Staring Down the Grim Reaper

Ever since I turned 70, which was four years ago, I have been attending a lot of “Celebrations of Life.” They always include many of my living friends and one dead one.

We gather and share memories of the person we are celebrating. Sometimes we cry, but most of the time we wish we knew the person better—had spent more time with them, visited them when they were sick, reached out and created friend time while they were alive.

I always feel very guilty at these events because I realize I could have done better while they were alive to let them know how much I would miss them when they left.

I have promised myself I will make a point to engage more of my friends in my daily living so if and when I die, they attend “my celebration” and if they die, I do not feel guilty for not being there for them.

Some of my friends have died young.
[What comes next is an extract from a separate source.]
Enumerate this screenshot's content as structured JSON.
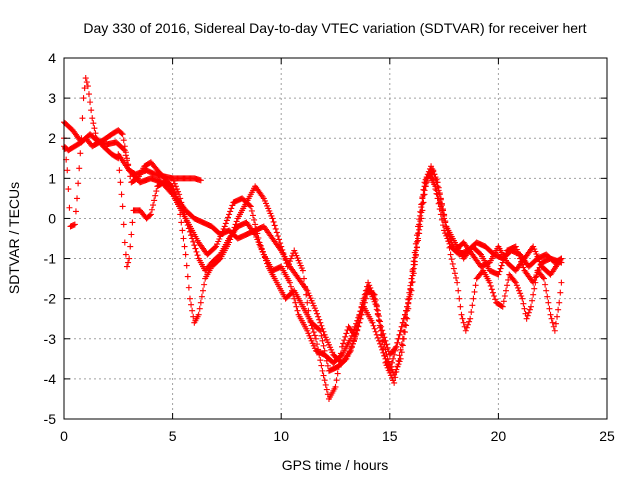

By young I mean in their 70s and early 80s. I consider anything under 85 years old to be young as measured by my current standards.

I know 85-year-old folks who still ski the toughest terrain, climb mammoth mountains, run marathons and win senior triathlons. They travel to far-reaching parts of the world with bad water and dubious lawfulness.

Some of these older folks have taken up jumping into freezing lake and stream water in the middle of winter—in Vermont we call it chilly dipping and it is all the rage.

We are all trying to outrun the grim reaper. I think often nowadays about my own mortality. No amount of yoga, pilates, cardiovascular training, healthy eating, drinking and sleeping habits is going to negate the reality that the end of my life could happen at any time.

Humans do not think about their mortality when they are 50, unless they have a serious illness. But when our seventh decade rolls around, we watch those 70 flaming candles melting all over our gluten-free, low-sugar, dairy-free birthday cake that will certainly agitate our GERD for the next two weeks.

Look, I know I am heading toward the end of my life, and I am good with that. What is the heavy lift is watching so many people who were part of my life leave before me.

There are, then, some upsides to dying while many of your friends are still alive. The big one is that you have a lot of people attend your Celebration of Life. The downside is that you miss all the Celebrations of Life where you get to honor those who meant something to you.

It is a mixed bag.

We cannot choose when we are going to let the grim reaper grab us by the throat and growl “your time is up.” What we can do is reach out to people while they are still living and let them know how much they mean to us.

If we don’t, we will surely regret that we could have done more.

They say our lives are measured not by who we are, how much success we had or by the size of our wallet, but by the love from those whose lives we touched.

So, let me stop now and go make a few phone calls and talk to some old friends I have not chatted with in a while.